NOTE – While chain_iid annotations are allowed, a given bond is expected to contain only one annotation type, i.e. both chain_id or both chain_iid
- Returns:
A List of bonds to be added to the atom array. leaving (np.ndarray): An array of indices of atoms that are leaving groups for bookkeeping.
- Return type:
bonds (np.array[[int, int, struc.BondType]])
References
- atomworks.io.utils.bonds.hash_atom_array(atom_array: AtomArray, annotations: tuple[str] = ('element', 'atom_name'), bond_order: bool = True, cast_aromatic_bonds_to_same_type: bool = False, use_md5: bool = False, md5_length: int | None = None) str [source]#
Computes a hash for an AtomArray based on the bond connectivity and the selected node annotations.
- Parameters:
atom_array (AtomArray) – The array of atoms to hash
annotations (tuple[str]) – The node annotations to include in the hash
bond_order (bool) – Whether to include bond order in the hash
cast_aromatic_bonds_to_same_type (bool) – Whether to treat all aromatic bonds as the same type
use_md5 (bool) – Whether to use MD5 hashing on the output
md5_length (int | None) – If using MD5, the number of characters to keep from the hash. If None, returns full hash.
- Returns:
The computed hash
- Return type:
str
- atomworks.io.utils.bonds.hash_graph(graph: Graph, node_attr: str | None = None, edge_attr: str | None = None, iterations: int = 3, digest_size: int = 16) str [source]#
Computes a hash for a given graph using the Weisfeiler-Lehman (WL) graph hashing algorithm and additionally adds a node and edge attribute hash, if specified, to deal with common edge cases where WL fails (e.g. disconnected graphs).
- Parameters:
graph (-) – The input graph to be hashed.

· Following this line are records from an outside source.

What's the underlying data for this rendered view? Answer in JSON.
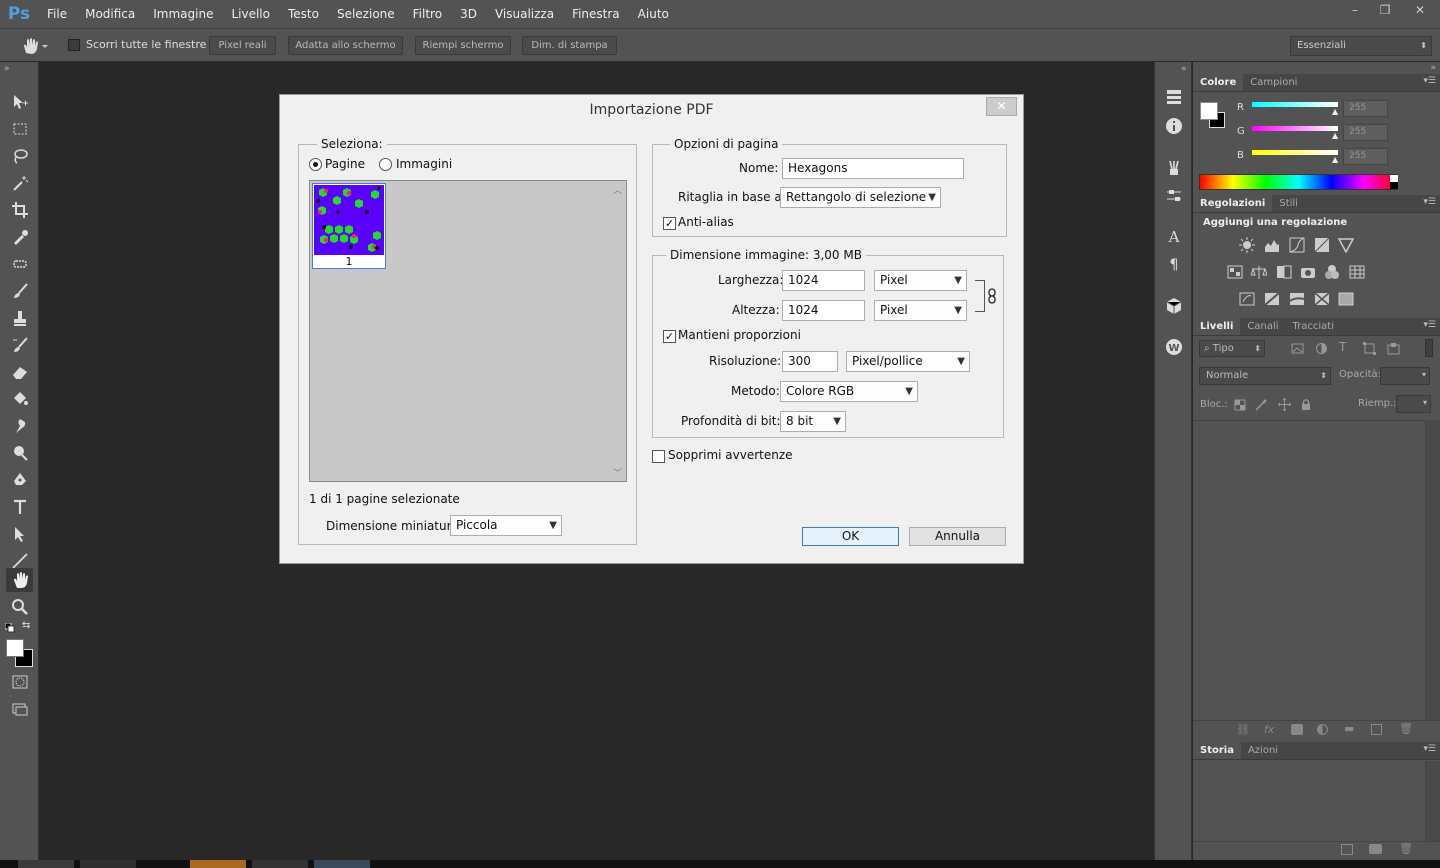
{
  "app": {
    "logo": "Ps"
  },
  "menu": [
    "File",
    "Modifica",
    "Immagine",
    "Livello",
    "Testo",
    "Selezione",
    "Filtro",
    "3D",
    "Visualizza",
    "Finestra",
    "Aiuto"
  ],
  "window_controls": [
    "–",
    "❐",
    "✕"
  ],
  "options_bar": {
    "scroll_all_label": "Scorri tutte le finestre",
    "buttons": [
      "Pixel reali",
      "Adatta allo schermo",
      "Riempi schermo",
      "Dim. di stampa"
    ],
    "workspace": "Essenziali"
  },
  "panels": {
    "color": {
      "tabs": [
        "Colore",
        "Campioni"
      ],
      "channels": [
        {
          "name": "R",
          "value": "255"
        },
        {
          "name": "G",
          "value": "255"
        },
        {
          "name": "B",
          "value": "255"
        }
      ]
    },
    "adjustments": {
      "tabs": [
        "Regolazioni",
        "Stili"
      ],
      "heading": "Aggiungi una regolazione"
    },
    "layers": {
      "tabs": [
        "Livelli",
        "Canali",
        "Tracciati"
      ],
      "filter_kind": "Tipo",
      "blend_mode": "Normale",
      "opacity_label": "Opacità:",
      "lock_label": "Bloc.:",
      "fill_label": "Riemp.:"
    },
    "history": {
      "tabs": [
        "Storia",
        "Azioni"
      ]
    }
  },
  "dialog": {
    "title": "Importazione PDF",
    "close": "✕",
    "select_group": {
      "title": "Seleziona:",
      "radio_pages": "Pagine",
      "radio_images": "Immagini",
      "pages_selected": true,
      "thumb_label": "1",
      "status": "1 di 1 pagine selezionate",
      "thumb_size_label": "Dimensione miniatura:",
      "thumb_size_value": "Piccola"
    },
    "page_options": {
      "title": "Opzioni di pagina",
      "name_label": "Nome:",
      "name_value": "Hexagons",
      "crop_label": "Ritaglia in base a:",
      "crop_value": "Rettangolo di selezione",
      "antialias_label": "Anti-alias",
      "antialias_checked": true
    },
    "image_size": {
      "title": "Dimensione immagine: 3,00 MB",
      "width_label": "Larghezza:",
      "width_value": "1024",
      "width_unit": "Pixel",
      "height_label": "Altezza:",
      "height_value": "1024",
      "height_unit": "Pixel",
      "constrain_label": "Mantieni proporzioni",
      "constrain_checked": true,
      "resolution_label": "Risoluzione:",
      "resolution_value": "300",
      "resolution_unit": "Pixel/pollice",
      "mode_label": "Metodo:",
      "mode_value": "Colore RGB",
      "depth_label": "Profondità di bit:",
      "depth_value": "8 bit"
    },
    "suppress_warnings_label": "Sopprimi avvertenze",
    "ok_label": "OK",
    "cancel_label": "Annulla"
  }
}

node_attr (-) – The node attribute to be used for hashing. If None, node attributes are ignored.
edge_attr (-) – The edge attribute to be used for hashing. If None, edge attributes are ignored.
iterations (-) – The number of iterations for the WL algorithm. Default is 3.
digest_size (-) – The size of the hash digest for WL. Default is 16.
- Returns:
The computed hash of the graph.
- Return type:
str
Example
>>> import networkx as nx >>> G = nx.gnm_random_graph(10, 15) >>> hash_graph(G) '504894f49dd84b17c391b163af69624b'